Enabling Unified Analytics for Impala in CDW Private Cloud

You can enable Unified Analytics while creating an Impala Virtual Warehouse. Doing this provisions a Virtual Warehouse that can automatically redirect queries to an appropriate SQL engine (either Hive or Impala) depending on the nature of the query.

Why should you enable Unified Analytics

When you create a Hive Virtual Warehouse, Unified Analytics is enabled by default. When you create an Impala Virtual Warehouse, you need to perform an extra step to enable Unified Analytics. Unified Analytics integrates the Hive and Impala SQL engines and Hue and impala-shell query editors. By choosing to enable Unified Analytics while creating an Impala Virtual Warehouse, you provision a warehouse with these capabilities.

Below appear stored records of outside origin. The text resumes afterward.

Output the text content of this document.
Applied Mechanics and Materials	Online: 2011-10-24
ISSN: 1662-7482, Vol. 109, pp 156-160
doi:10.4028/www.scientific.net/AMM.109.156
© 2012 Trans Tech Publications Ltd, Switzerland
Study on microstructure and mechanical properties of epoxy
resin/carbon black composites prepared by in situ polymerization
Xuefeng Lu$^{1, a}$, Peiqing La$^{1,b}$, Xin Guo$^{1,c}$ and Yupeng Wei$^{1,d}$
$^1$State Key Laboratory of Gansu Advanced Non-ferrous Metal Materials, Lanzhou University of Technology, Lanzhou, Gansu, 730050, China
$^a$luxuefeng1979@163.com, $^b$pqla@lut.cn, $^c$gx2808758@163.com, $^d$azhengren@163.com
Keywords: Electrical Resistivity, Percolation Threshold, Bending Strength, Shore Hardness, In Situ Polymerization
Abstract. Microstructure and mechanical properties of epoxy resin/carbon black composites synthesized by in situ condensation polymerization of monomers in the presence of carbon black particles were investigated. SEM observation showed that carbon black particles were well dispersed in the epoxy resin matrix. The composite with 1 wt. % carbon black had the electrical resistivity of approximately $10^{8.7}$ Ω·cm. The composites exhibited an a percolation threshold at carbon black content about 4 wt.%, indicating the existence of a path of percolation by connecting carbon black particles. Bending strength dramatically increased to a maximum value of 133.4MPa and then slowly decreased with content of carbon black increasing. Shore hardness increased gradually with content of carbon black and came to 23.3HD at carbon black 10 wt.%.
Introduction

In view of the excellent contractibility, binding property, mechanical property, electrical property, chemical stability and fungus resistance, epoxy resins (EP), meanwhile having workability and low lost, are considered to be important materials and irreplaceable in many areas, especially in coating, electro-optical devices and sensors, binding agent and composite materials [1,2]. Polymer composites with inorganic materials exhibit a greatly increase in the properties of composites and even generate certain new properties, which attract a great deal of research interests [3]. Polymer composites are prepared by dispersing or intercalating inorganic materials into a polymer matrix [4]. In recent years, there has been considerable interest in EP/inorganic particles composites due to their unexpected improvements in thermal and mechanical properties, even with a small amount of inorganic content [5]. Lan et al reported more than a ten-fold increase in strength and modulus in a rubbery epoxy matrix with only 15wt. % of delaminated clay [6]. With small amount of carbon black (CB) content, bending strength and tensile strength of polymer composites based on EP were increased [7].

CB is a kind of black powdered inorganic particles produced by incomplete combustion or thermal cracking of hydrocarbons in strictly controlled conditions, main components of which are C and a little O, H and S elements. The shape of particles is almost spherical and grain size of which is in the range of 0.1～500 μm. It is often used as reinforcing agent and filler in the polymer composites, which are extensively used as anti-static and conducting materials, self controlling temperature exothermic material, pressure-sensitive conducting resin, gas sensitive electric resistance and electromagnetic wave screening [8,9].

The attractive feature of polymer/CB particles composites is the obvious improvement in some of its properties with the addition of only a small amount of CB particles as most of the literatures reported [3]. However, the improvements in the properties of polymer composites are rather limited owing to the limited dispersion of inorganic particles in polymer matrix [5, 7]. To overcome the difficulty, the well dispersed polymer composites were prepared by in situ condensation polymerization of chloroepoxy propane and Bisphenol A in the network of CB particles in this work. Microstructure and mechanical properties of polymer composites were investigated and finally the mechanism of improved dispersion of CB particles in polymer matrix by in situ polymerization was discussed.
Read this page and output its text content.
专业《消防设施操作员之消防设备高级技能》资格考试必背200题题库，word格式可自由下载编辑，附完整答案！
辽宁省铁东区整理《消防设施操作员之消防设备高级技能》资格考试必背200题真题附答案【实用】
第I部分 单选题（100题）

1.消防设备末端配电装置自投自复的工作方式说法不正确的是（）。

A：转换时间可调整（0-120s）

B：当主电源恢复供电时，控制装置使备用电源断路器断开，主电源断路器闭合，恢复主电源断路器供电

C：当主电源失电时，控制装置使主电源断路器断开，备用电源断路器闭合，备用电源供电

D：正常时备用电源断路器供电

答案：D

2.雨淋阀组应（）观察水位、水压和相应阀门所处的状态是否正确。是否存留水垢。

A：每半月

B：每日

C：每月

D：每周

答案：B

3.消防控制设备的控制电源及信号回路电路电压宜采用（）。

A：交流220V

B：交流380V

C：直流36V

To enable Unified Analytics on an Impala Virtual Warehouse, turn on the Enable Unified Analytics option.

Additional settings related to Unified Analytics for Imala

Because Hive-related services and components are added by CDW when you create an Impala Virtual Warehouse with Unified Analytics, ensure that you review and configure the following additional options based on your needs:

Unified Analytics Authentication Mode

After you turn on Enable Unified Analytics option, select the authentication mode from the Unified Analytics Authentication Mode drop-down menu. The default authentication mode for the Hive components in the Unified Analytics mode is LDAP. The authentication mode that you set here applies only to the Unified Analytics' components (mainly Hive). The Impala components continue to support both LDAP and Kerberos authentication modes. If you connect to the Impala Virtual Warehouse remotely, then both LDAP and Kerberos authentication modes can be used. But if you connect to the Impala Virtual Warehouse in the Unified Analytics mode, then only the selected authentication mode is used.

ETL Isolation

The ETL Isolation option is similar to the Query Isolation option that you can use for scan-heavy, data-intensive queries.

Max Concurrent Isolated Queries: Sets the maximum number of isolated queries that can run concurrently in their own dedicated executor nodes or the maximum number of queries that can spawn dedicated executor groups at one time. Select this number based on the scan size of the data for your average scan-heavy, data-intensive query. For example, if Max Concurrent Isolated Queries is set to 3 and a dedicated executor group is spawned for each data-intensive query, only 3 dedicated executor groups can be running at one time. If another data-intensive query is received, it must wait in a queue to run.

Max Nodes Per Isolated Query: Sets how many executor nodes that can be created for each isolated data-intensive query.